One of the most important ideas in the language is arrow testing. The general idea behind arrow testing is that when there is any kind of overlap in definitions, they must have equal results given the same inputs. This can be verified either using property testing and automatically providing inputs to the function or through theorem proving methods.

The simplest use case for arrow testing is inheritance. In Java for example, you can override a method in a subclass compared to the base class. However, the overrided method can differ in behavior from the base class which means you can never be sure that the behavior of method does not change. Arrow testing, however, requires that the overrided method must always return the same result. This means that the overriding is only useful when there is a more performant way to calculate the result in the child (although it would be more and less specific types here).

This is even more important in the case of multiple inheritance. The typical problem is that it is entirely unclear in the case of both parents having the same method which one should be used. Arrow testing guarantees that they must be equal so either choice would be equally valid. In this case, some simple heuristics can be used to try to select the best choice or it can be manually specified.

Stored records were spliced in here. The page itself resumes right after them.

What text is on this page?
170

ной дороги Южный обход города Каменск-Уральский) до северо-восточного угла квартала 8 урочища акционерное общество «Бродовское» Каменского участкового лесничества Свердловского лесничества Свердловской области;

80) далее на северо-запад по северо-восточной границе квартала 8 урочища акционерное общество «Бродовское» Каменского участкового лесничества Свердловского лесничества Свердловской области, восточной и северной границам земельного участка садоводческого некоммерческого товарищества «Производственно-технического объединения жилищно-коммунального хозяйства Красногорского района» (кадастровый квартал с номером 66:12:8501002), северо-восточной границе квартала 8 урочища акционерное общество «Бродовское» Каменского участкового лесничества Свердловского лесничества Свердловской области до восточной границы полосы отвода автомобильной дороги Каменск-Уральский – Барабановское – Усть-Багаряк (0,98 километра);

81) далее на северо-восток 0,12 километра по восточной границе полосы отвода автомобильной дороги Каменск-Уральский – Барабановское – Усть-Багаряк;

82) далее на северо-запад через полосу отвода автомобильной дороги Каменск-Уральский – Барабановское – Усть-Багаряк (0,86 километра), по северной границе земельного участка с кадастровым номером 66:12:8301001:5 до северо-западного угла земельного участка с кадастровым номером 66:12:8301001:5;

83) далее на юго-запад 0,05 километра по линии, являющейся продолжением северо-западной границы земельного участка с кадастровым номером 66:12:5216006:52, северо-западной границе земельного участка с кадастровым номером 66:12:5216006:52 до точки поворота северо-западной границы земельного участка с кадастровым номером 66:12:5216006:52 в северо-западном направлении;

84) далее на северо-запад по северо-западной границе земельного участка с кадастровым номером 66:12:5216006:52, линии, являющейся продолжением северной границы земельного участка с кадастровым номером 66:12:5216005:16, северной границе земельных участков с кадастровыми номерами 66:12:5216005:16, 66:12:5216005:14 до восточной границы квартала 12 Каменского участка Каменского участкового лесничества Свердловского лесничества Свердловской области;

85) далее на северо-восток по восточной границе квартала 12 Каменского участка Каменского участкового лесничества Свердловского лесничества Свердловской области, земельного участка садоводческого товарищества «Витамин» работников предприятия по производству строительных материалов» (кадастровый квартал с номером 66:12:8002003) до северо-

Another benefit of arrow testing is that various methods can be tested by providing multiple definitions. For example, a more complicated fib method can be combined with the simpler variation to verify that the complicated one is still correct. It could also be used (along with an annotation to indicate tests) to write simple unit tests instead of a simple testing framework. Lastly, it can be used to describe invariates such as the Functor laws to help verify that class instances are correctly defined.

Implicit Arrow Testing

But, the greatest benefit of arrow testing comes about in combination with implicit conversions. Similarly to composing diagrams in category theory, any two paths going from the same start node to the same end node must be equal. So, the conversions themselves can be converted by following different conversion paths to the same result. It can also test functions. For any combination of implict -> method -> implicit that can get the same type, it should be equal and can be tested.

As an example, consider a list type. You can have multiple kinds of lists such as an arrayList or a linkedList. Since they are both lists, you could implicitly convert between the two types of lists. So, if you start with a value in an arrayList, convert it into a linkedList, and take the length, it should be equivalent to taking the length directly. Like this, you can use the comparison to test almost the entirety of the list class and the methods within it. It is basically a free test suite, although additional tests may still be beneficial. And, those additional tests would only need to test one kind of list and would be automatically applied to all of them.

Another major benefit is also introduced from this. It helps ensure that the APIs are consistent. For example, you could have an implicit between an Optional type and a List type where the list uses zero elements to represent Nothing and a singleton list to represent a value. If both these types have a map function, it would mean that their map functions must be equivalent. This is true even if the implicit is only one way (Optional -> List) as that direction can be tested even if the reverse is not.


Imagine you have a multi-level tuple ++('a', ++('b', 'c')). Then, you are able to follow implicit rules and substitute the implicit rules for various sublevels of the tuples. Then, you could evaluate it to:

++('a', ++('b', 'c')) -> ++('a', "bc") -> "abc"

++('a', ++('b', 'c')) -> concat(['a', 'b', 'c']) -> "abc"

Essentially, apply all possible implicit rules nondeterministically to find all possible values that would be generated during the evaluation. For all of the generated values (including initial, intermediate, and final values), all ones with the same tuple types at all levels must be equal.

An easy way to test this is to find a map from the value types to the produced values. Then, check to see that the produced values for each type are all equal. If not, show an informative error to the user.

Given this implementation to execute arrow testing, the remaining problem is how to generate these multi-lelvel tuples. There will probably be different areas to generate for different situations.